5 MINUTE BAKE PAVLOVA
4 egg whites (room temperature) 1 cup caster sugar
1 teaspoon malt vinegar1 dessertspoon hot water
Extra malt vinegar Pinch of salt
Pre-heat oven to 240 degrees.
Wipe out a large metal mixing bowl with small amount of vinegar and dry thoroughly with paper towel.
Beat egg whites until stiff.Add pinch of salt and beat well into mixture.
Teaspoon by teaspoon add caster sugar and beat.It should take no less than 15 minutes to beat all the sugar into the egg mixture.
Add the 1 teaspoon of vinegar and 1 dessert spoon of hot water and beat through quickly.
Mark out a circle (entree plate size) on a piece of baking paper.Place on large oven tray and sprinkle water into circle.
Carefully spoon the pavlova mixture onto the baking paper and keep within the circle.You can make the outside edge higher than the centre if you want to pour whipped cream and berries into it when cooked.
Place in pre-heated oven for 5 minutes.Switch off after 5 minutes and leave until oven is completely cold.DO NOT OPEN DOOR AT ALL until oven is completely cold.
Place in airtight container in pantry or freezer.DO NOT REFRIGERATE.
Pour whipped cream or custard into centre.Sprinkle with fresh berries.Serve.

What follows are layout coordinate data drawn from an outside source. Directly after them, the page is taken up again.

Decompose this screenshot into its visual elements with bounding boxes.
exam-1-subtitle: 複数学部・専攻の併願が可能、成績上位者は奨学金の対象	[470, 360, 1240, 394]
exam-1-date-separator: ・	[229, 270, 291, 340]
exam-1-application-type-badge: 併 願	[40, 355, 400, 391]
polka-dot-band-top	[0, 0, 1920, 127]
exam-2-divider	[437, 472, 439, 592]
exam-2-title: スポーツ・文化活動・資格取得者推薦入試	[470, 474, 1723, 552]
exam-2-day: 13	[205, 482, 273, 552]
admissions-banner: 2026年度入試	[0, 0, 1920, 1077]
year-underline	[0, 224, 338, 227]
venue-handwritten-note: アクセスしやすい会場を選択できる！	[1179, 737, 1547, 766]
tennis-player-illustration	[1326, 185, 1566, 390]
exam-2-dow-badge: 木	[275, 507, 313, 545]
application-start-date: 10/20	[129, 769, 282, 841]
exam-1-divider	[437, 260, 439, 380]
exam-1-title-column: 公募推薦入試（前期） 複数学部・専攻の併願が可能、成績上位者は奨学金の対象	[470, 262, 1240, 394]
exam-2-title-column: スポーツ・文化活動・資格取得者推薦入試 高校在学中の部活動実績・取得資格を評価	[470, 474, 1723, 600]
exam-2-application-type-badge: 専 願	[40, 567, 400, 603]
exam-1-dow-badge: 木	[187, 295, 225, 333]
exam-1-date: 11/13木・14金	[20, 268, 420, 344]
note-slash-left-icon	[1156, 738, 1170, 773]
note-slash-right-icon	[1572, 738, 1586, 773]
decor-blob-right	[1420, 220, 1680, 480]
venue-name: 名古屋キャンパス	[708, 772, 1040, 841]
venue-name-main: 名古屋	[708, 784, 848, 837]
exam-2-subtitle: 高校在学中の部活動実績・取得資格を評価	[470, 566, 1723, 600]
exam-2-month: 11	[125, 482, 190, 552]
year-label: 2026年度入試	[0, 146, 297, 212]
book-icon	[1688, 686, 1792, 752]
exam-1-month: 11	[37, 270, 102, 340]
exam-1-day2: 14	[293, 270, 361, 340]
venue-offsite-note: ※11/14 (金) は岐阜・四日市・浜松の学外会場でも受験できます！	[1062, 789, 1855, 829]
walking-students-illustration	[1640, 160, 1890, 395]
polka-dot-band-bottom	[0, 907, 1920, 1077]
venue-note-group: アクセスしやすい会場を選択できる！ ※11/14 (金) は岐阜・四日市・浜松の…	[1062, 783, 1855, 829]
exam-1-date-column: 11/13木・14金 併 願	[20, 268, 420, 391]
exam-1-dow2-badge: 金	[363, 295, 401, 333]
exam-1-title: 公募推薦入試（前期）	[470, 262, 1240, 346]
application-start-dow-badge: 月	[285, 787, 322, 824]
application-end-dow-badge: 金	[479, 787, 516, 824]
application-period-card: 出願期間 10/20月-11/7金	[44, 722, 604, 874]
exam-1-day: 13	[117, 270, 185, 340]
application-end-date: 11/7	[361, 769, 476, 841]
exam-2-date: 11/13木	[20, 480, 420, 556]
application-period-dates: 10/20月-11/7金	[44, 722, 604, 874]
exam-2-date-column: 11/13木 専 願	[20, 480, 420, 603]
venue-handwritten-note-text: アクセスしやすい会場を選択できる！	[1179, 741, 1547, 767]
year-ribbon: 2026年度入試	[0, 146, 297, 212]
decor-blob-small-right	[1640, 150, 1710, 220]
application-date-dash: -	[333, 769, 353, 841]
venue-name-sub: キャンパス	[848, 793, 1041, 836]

If you try it, please re-post and let us know if it worked out.Good luck!

smileeah, Jun 10, 3:46pm
It often over rises then sinks before it is cooked. The other day it didn't cook at all. I have only have about 3 successes from at least a dozen attempts.
I am actually beginning to wonder if my 2nd hand machine is to blame as it makes some strange noises sometimes. I have decided to wait to try again until I get a new machine.